Voici une belle découverte que je dois à mon fils Antoine ....
" Les peintres de chez nous - qu'on ne voie là aucune remarque péjorative - sont, depuis un siècle, des peintres du bonheur. De Manet à Braque en passant par Seurat, Monet, Matisse, Dufy, Bonnard, les plus incontestables de nos artistes se sont astreints à donner de la vie un réjoui : les corps épanouis de Renoir et intérieurs de Vuillard, tout concourt à l'image d'une félicité. Pour un Rouault - on chercherait en vain un autre peintre aux accents tragiques - que d'horizons riants, de bouquets agréables, de seins qui sautillent, de lèvres sensuelles ! Il faut, en revanche, se dire que loin de ce bonheur, les peintres venus ici d'autres pays ont préféré les sondages exacerbés, la poésie totale, les hardiesses de la pensée, le recours au subconscient : Picasso et sa rage. Soutine et son univers déliquescent. Kandinsky et ses rêves géométriques.Il n'est pas étonnant quand on découvre un jeune peintre aussi doué que Tiffou, de constater que tout naturellement il vient rejoindre ses ainés dans les limites de ce bonheur à la française, qui est non seulement affaire de choix, mais ambition de l'âme. A première vue, comme si Tiffou voulait illustrer les paroles de Baudelaire, tout semble luxe, calme et volupté en ses toiles : un luxe de soleil et d'évidences dans les visages ainsi que dans les objets familiers, un calme que peu de gestes peuvent déranger, une volupté qui ne crie jamais ses triomphes mais préfère une réserve pudique. Peu à peu cependant, on se convainc que ce bien-être explicite recèle des secrets, ou du moins des interrogations sans doute surmontées : jamais tout à fait surmontées. L'insistance du blanc - comme un voile de poussière ou une étoffe presque transparent par dessus les couleurs joyeuses - fait naitre des soupçons. Cette blancheur - oui, ce blanchiment et même ce blanchissage devenu soudain effréné - est plus qu'une habitude de peintre : c'est une philosophie des choses à montrer. On en déduit que c'est aussi une dimension morale : les paysages et les êtres auraient donc besoin de purification ? Il n'appartient pas à Tiffou de nous le proposer de façon précise : c'est une simple suggestion, mais qui crée en nous d'étranges prolongements. On en vient à examiner les toiles avec une attention plus appuyée. Ces répétitions d'un thème ou d'un visage, n'est-ce pas comme le regret ou le souvenir d'un ancien drame ? Ce réel, ne serait-il pas un réel dissimulé ?

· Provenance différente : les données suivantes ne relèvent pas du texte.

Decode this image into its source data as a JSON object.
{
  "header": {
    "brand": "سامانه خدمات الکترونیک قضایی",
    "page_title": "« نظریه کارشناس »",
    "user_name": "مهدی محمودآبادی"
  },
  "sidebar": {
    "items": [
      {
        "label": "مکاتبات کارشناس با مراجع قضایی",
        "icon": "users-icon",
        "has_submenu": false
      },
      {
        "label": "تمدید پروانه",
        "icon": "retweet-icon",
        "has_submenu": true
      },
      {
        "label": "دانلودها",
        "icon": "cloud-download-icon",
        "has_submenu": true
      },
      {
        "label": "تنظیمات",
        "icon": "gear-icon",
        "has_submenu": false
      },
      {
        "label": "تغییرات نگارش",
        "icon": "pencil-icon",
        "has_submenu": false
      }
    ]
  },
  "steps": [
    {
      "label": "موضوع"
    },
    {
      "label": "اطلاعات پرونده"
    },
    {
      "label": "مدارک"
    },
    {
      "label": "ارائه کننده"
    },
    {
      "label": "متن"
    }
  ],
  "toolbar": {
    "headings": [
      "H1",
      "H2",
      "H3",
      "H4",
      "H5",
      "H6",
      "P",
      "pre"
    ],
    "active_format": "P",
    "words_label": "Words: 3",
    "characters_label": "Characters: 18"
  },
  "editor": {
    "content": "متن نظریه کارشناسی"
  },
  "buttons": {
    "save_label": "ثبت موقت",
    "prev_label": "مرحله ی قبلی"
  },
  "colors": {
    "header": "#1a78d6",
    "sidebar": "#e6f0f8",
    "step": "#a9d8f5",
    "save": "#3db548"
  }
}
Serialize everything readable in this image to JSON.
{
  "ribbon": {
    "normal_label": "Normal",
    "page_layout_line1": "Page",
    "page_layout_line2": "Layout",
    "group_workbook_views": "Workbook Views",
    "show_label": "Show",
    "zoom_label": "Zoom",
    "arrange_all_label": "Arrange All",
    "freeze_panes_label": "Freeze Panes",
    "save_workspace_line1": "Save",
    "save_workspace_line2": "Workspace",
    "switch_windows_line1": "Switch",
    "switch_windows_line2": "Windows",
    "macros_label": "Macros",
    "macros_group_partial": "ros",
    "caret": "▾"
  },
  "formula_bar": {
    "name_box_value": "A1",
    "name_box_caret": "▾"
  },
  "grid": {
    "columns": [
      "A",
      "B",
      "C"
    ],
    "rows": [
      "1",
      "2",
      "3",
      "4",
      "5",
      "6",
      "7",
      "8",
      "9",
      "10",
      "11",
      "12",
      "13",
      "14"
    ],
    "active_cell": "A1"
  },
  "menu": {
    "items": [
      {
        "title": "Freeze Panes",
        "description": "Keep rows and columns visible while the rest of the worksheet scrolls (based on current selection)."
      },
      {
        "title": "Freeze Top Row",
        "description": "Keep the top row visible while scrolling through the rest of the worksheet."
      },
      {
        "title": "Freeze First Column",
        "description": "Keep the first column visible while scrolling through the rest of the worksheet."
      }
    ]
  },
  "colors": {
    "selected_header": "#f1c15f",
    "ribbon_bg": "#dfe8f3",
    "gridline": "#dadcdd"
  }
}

Des hiérarchies tout à coup chavirent. On considérait cet essuie-mains comme un détail du décor ; mais le visage ou l'épaule en deviennent bientôt les victimes. On se demande au bout d'un moment de réflexion, si le corps dévore le décor, ou si le décor dévore le corps. Ce ne sont pas de vaines spéculations : Tiffou a l'art de glisser entre deux évidences comme un regard douloureux. Le monde que nous croyions si direct, si apte à goûter sa propre béatitude, se tend un miroir : plusieurs miroirs où il peut aussi bien s'admirer que se remettre en cause. Une formule constante y prédispose encore davantage : le pseudo-collage. Dans nombre d’œuvres, on s'imagine que les attitudes humaines sont comme coincées par des couches de papiers peints. De près, on découvre que c'est une illusion : ce que nous prenions pour un collage, est bel et bien la virtuosité d'un pinceau rieur : oui, moqueur et plein de ressources ironiques. Une fille dort - et si le cauchemar la guettait ? Un visage se promène à plusieurs exemplaires - et si c'était dans l'impossibilité de s'intégrer ? Des fruits vivent dans un tiroir - et si c'était pour mieux échapper à la pourriture ? Le bonheur de Tiffou reconnait le tremblement. Ce peintre hospitalier a des gravités profondes. On l'aime assez vite, peut-être aussi parce qu'il a des blessures invisibles à nous révéler."